Better Off Red?
Table of Contents:
- Executive Summary
- Before the Fall:Seeing Communism as a "Success Story"
- The Liberation of Eastern Europe: Missing the "Safety" of Communism
- "The Workers' Paradise Has Become a Homeless Hell"
- Whitewashing the Communist Record on Human Rights
- Journalists Distressed by China's Shift Towards Capitalism
- North Korea: Singing Along With Diane Sawyer
- Enthralled with Fidel Castro's Communist Paradise
- Scorning the Anti-Communists: "Nobody Likes a Snitch"
- Journalistic Gorbasms Over the Last Soviet Dictator
- Conclusion: Nostalgic for Totalitarian Communism
Exactly 20 years ago, the world rejoiced as the suffocating grip of
communism in Europe was finally broken. The pivotal year was 1989, as
Soviet-installed dictatorships in Poland, Hungary, Czechoslovakia,
Bulgaria and East Germany all retreated in the face of largely peaceful
democratic revolutions; the Romanians also threw off their shackles
that year, but in a spasm of violence that killed more than a thousand
people. On November 9, 1989, the Berlin Wall, which had imprisoned the
people of East Berlin for 28 years, was finally opened. Two years
later, the Soviet Union itself fell apart, four months after an
attempted coup against party boss Mikhail Gorbachev dissolved in the
face of popular opposition.
The media fancy themselves as those who give voice to the voiceless, who stand as a check on those in power. But looking back at the media’s track record on communism, one sees a press that was too willing to act as a mouthpiece for the world’s worst dictatorships, and too accepting of the perverse claim that communism meant safety and security for its people. The evils of communism are well documented. According to The Black Book of Communism, even Hitler’s Holocaust pales in comparison to the human toll of the world’s communist dictators: 65 million killed by Mao, another 20 million killed by Stalin, and millions more who perished in Eastern Europe, North Korea, Southeast Asia, Latin America and Africa.
What follows is the record of the media’s communism coverage, as compiled by the Media Research Center over the past 22 years.

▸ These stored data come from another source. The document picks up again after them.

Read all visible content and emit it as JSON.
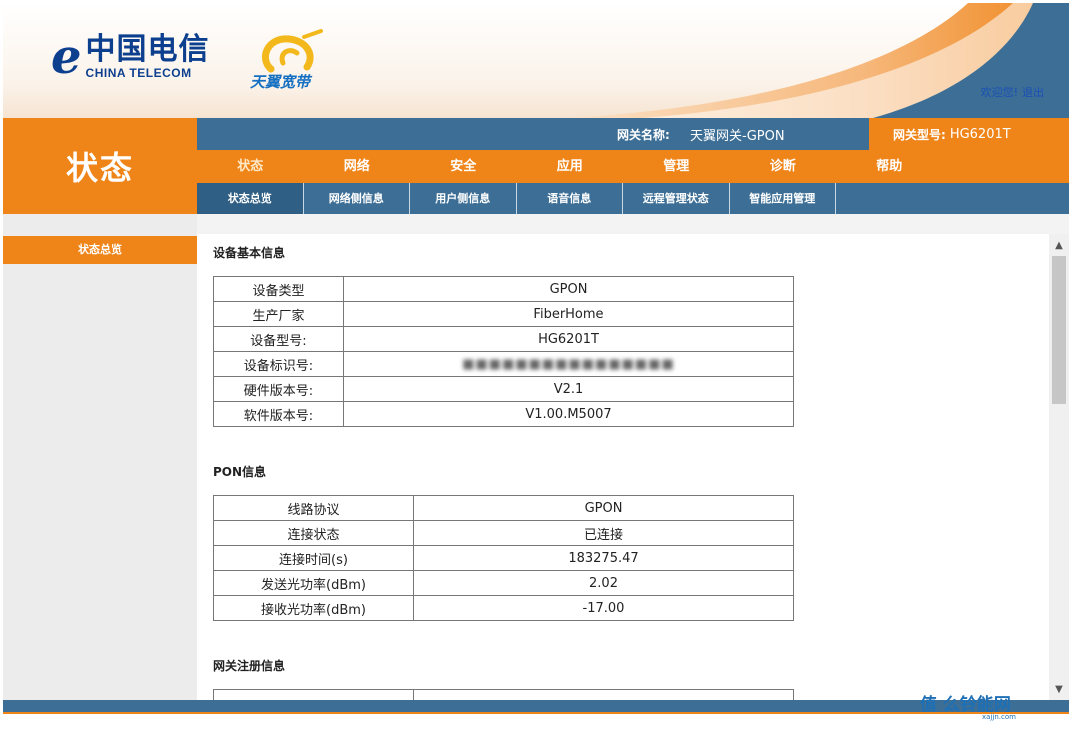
{
  "header": {
    "brand_cn": "中国电信",
    "brand_en": "CHINA TELECOM",
    "tianyi": "天翼宽带",
    "welcome": "欢迎您!",
    "logout": "退出"
  },
  "page_title": "状态",
  "infobar": {
    "gw_name_label": "网关名称:",
    "gw_name_value": "天翼网关-GPON",
    "gw_model_label": "网关型号:",
    "gw_model_value": "HG6201T"
  },
  "mainnav": [
    "状态",
    "网络",
    "安全",
    "应用",
    "管理",
    "诊断",
    "帮助"
  ],
  "subnav": [
    "状态总览",
    "网络侧信息",
    "用户侧信息",
    "语音信息",
    "远程管理状态",
    "智能应用管理"
  ],
  "sidebar": {
    "item": "状态总览"
  },
  "device": {
    "title": "设备基本信息",
    "rows": [
      {
        "label": "设备类型",
        "value": "GPON"
      },
      {
        "label": "生产厂家",
        "value": "FiberHome"
      },
      {
        "label": "设备型号:",
        "value": "HG6201T"
      },
      {
        "label": "设备标识号:",
        "value": ""
      },
      {
        "label": "硬件版本号:",
        "value": "V2.1"
      },
      {
        "label": "软件版本号:",
        "value": "V1.00.M5007"
      }
    ]
  },
  "pon": {
    "title": "PON信息",
    "rows": [
      {
        "label": "线路协议",
        "value": "GPON"
      },
      {
        "label": "连接状态",
        "value": "已连接"
      },
      {
        "label": "连接时间(s)",
        "value": "183275.47"
      },
      {
        "label": "发送光功率(dBm)",
        "value": "2.02"
      },
      {
        "label": "接收光功率(dBm)",
        "value": "-17.00"
      }
    ]
  },
  "gw_reg": {
    "title": "网关注册信息"
  },
  "watermark": {
    "main": "值 么铃能网",
    "small": "xajjn.com"
  },
  "colors": {
    "orange": "#ef8519",
    "blue": "#3d6f96",
    "brand_blue": "#0d3f8f"
  }
}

Before, during and after those momentous events two decades ago, the liberal media too often whitewashed the true nature of communism, or suggested capitalism was somehow worse. Even as European communism was gasping its last breaths, reporters touted its supposed success stories. After the Iron Curtain lifted, the media disparaged the uncertainty of life without the “guarantees” and “safety net” provided by the former communist masters. Journalists kept singing the praises of the remaining communist police state of Cuba, and a few even offered propaganda opportunities to the lunatic dictatorship in North Korea. And liberals continued to heap scorn and ridicule on American anti-communists, obviously unembarrassed by their own blindness to the reality of the 20th century.